"Bu masal, Queens'teki bir kütüphaneden başlıyor."
Bir kadın, bir erkek tanışırlar. Aşık olurlar. Evlenirler. Çocukları olur. Ve sonra? Sonsuza kadar mutlu mu yaşadılar? Yoksa hikayeleri aslında yeni mi başlıyor?
Antika kitap avcısı Apollon, kütüphaneye giren bir evsizi ustaca sakinleştiren Emma'ya ilk görüşte aşık olur ve O'nu bir randevuya davet eder. Emma reddeder. Apollo yeniden randevu teklif eder. Emma reddeder. Bu tam 6 kez gerçekleştikten sonra Emma, Apollon'a karşı koyamaz ve kabul eder. Bu hikaye aslında çok tanıdıktır Apollon için. Babası annesine yıllarca randevu teklif etmiştir. Zamanın doğrusal akmadığı bir gösteri var karşımızda. Geçmiş ve gelecek aynı anda şekil alıyor. Aslında Emma ve Apollon'un çocukluk hikayeleri benzer ve fazlasıyla travmatiktir. İlk buluşmada Emma, kendi hikayesini anlatır. Sıra Apollon'a geldiğinde, susar Apollon. Çünkü ilk randevu için bir hüzünlü hikaye yeter.
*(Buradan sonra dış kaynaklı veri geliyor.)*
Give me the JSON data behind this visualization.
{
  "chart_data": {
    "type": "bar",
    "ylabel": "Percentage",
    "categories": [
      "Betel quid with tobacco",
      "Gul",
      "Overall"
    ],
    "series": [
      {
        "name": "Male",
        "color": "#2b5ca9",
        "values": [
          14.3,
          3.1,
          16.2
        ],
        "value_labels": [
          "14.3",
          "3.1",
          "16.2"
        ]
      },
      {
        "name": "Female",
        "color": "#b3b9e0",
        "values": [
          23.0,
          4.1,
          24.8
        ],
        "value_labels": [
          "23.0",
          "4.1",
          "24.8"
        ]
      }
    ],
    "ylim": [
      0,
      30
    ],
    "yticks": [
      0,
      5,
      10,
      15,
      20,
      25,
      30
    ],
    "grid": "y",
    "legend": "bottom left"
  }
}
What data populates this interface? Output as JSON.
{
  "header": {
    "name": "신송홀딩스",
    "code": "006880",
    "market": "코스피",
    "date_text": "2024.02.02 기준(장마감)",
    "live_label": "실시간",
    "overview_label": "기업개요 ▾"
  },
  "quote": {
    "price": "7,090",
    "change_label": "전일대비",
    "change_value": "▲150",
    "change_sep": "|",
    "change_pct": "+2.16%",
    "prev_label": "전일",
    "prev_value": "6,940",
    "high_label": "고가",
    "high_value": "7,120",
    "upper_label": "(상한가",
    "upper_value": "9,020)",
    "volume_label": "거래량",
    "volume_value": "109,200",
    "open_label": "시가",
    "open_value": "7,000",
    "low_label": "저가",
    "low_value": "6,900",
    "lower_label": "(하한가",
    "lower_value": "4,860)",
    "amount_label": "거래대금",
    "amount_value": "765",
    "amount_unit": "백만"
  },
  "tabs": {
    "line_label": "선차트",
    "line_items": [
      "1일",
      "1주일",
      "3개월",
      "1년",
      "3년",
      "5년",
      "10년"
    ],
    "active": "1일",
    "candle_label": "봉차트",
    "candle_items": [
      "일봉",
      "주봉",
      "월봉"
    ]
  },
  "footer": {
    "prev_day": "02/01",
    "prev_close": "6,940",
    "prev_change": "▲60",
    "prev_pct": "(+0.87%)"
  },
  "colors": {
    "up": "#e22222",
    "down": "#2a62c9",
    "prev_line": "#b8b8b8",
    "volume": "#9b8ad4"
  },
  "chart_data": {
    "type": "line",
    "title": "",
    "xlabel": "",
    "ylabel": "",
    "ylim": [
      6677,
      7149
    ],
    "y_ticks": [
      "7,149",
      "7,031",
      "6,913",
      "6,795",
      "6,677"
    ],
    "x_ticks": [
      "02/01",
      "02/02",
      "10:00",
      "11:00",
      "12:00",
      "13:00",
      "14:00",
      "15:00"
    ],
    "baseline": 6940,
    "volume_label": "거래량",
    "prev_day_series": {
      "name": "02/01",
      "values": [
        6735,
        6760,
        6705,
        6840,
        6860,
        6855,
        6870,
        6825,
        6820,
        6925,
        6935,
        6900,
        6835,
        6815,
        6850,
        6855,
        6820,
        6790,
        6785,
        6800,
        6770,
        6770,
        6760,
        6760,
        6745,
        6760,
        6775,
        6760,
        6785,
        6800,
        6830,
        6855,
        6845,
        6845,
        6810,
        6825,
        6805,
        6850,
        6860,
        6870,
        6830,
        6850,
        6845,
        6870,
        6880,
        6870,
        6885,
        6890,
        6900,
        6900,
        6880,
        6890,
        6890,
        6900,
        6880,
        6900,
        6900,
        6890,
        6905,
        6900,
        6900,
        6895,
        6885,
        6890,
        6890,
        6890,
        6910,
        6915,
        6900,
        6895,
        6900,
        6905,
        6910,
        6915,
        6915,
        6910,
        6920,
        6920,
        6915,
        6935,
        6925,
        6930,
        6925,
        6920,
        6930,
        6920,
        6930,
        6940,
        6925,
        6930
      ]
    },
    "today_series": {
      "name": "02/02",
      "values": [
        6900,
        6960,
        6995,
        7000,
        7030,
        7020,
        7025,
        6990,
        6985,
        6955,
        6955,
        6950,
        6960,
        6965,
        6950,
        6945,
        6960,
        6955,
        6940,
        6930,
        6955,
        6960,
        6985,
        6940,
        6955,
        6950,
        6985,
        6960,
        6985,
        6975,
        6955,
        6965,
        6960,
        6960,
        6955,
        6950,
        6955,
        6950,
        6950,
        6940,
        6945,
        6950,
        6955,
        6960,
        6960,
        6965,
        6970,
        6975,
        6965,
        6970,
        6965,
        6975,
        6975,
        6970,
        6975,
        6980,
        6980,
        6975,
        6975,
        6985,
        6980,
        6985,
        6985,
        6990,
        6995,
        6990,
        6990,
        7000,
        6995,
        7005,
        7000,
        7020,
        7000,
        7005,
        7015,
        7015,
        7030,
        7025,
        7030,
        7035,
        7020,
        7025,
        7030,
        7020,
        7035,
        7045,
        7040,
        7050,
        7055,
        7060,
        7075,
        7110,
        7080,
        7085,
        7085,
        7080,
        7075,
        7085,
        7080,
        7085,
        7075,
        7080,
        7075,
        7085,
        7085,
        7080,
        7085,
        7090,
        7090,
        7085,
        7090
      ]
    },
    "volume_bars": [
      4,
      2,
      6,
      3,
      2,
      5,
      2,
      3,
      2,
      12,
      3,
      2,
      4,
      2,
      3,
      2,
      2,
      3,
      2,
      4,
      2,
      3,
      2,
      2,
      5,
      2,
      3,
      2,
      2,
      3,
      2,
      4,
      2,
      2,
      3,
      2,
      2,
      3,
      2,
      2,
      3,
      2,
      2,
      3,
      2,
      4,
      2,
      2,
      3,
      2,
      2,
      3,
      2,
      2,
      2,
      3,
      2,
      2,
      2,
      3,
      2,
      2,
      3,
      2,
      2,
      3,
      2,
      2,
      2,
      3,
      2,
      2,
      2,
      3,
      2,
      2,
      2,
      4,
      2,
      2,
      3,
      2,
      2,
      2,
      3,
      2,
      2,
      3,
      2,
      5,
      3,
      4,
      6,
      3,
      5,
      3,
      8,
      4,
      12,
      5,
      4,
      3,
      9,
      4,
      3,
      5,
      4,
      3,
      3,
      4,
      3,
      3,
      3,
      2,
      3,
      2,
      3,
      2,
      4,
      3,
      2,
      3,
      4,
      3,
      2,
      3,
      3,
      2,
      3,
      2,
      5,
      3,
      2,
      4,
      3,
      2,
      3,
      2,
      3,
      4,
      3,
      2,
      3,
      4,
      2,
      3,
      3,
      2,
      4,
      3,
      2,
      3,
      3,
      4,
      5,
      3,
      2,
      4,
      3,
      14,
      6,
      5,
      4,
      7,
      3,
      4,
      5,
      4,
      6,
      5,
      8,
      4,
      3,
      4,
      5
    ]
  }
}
İlk buluşmalarının ardından bir araya gelemez Apollon ve Emma. Çünkü Emma'nın uzuun bir Brezilya yolculuğu vardır. Ve bu yolculuğa çıkacaktır. Gider Emma, Apollon geride kalır. Beklemeye ve hayatını yaşamaya devam eder. Emma'nın döneceğinden emindir. Nitekim daha dönmeden mesajı gelir Emma'nın. Gelir gelmez seni görmek istiyorum der ve o havaalanındaki kavuşmadan sonra ayrılmazlar bir daha. Kısa sürede evlenirler ve Apollon'un en büyük hayali gerçekleşmek üzeredir. Baba olacaktır!
"Birçok ebeveyn için bir çocuğun doğumu hediyedir ve yeni bir hayata "merhaba" dedikleri neşeli bir kutlamadır."
Sahi öyle midir? Yoksa Apollon'un babasından kalan çocuk kitabında dediği gibi midir?
"Bebek gerçeğe dönen bir rüyadır ve rüyalar perilerin en sevdiği yemektir."
Bebeğin doğuşuyla Emma ve Apollon için uykusuz geceler başlar. Çocuktan önce tıpkı bir cennet gibi olan evlilikleri, çocuğun doğumuyla uykusuzluk, büyüyen sorumluluklar ve canlanan çocukluk travmalarıyla sınanmaya başlar. Bir çocuk doğduğunda anne ve baba da yeniden doğar. Artık salt bir yetişkin değil, aynı zamanda bir ebeveyndir. Ebeveyn halleri çocuklarıyla beraber, çocukluk travmalarının peşinde düşer. Çünkü bir çocuk büyütürken insanın gözünün önünden bir film şeridi gibi çocukluğu sürekli akar. Ve Brian'ın doğumuyla Emma ve Apollon çocukluk travmalarına geri dönüş yapar. Apollon'un babasıyla ilgili peşini bırakmayan kabusları, Emma'nın annesi gibi olmamak için çabalarken kendini tüketişi başlar. Aslında iyi kötü idare ediyorlardır. Ta ki, Emma'nın işine dönme zamanı gelene kadar. Yeni büyük sorumluluğu altında ezilen Emma, tehlikeli dünyaya yeni bir hayat getirmenin getirdiği içgüdüsel korkuyla doğum sonrası depresyonu hali hazırda yaşıyordur. İşe dönüşüyle beraber, bu depresyonun üzerine yetersizlik hissi de ekleniyor.
Victor LaValle'nin 2017 yılında çıkan aynı adlı fantastik korku romanından uyarlanmış The Changeling. Kendini fantastik korku olarak tanımlasa da, nesiller arası travmanın yeniden yeniden aktarılışını bize sunan The Changeling bundan daha fazlası. Karabasanlar, canavarlar ve kabuslar korkutucudur. Ancak; desteksiz çocuk büyütmek, düşük ücretler, çocuk sahibi ebeveynlere verilmeyen haklar, aile içi şiddet, akıl hastalığı canavarlardan daha tehlikeli olabilirler.
"Herkes bebeğini ne kadar çok seveceğini söyleyecek. Onu dünyadaki her şeyden çok seveceksin diyecek. Ki bu doğru! Ama şimdi elinde ona bir şey olursa kendini öldürmek zorunda kalacak kadar sevdiğin bir şey var ama bunu sana söylemiyorlar."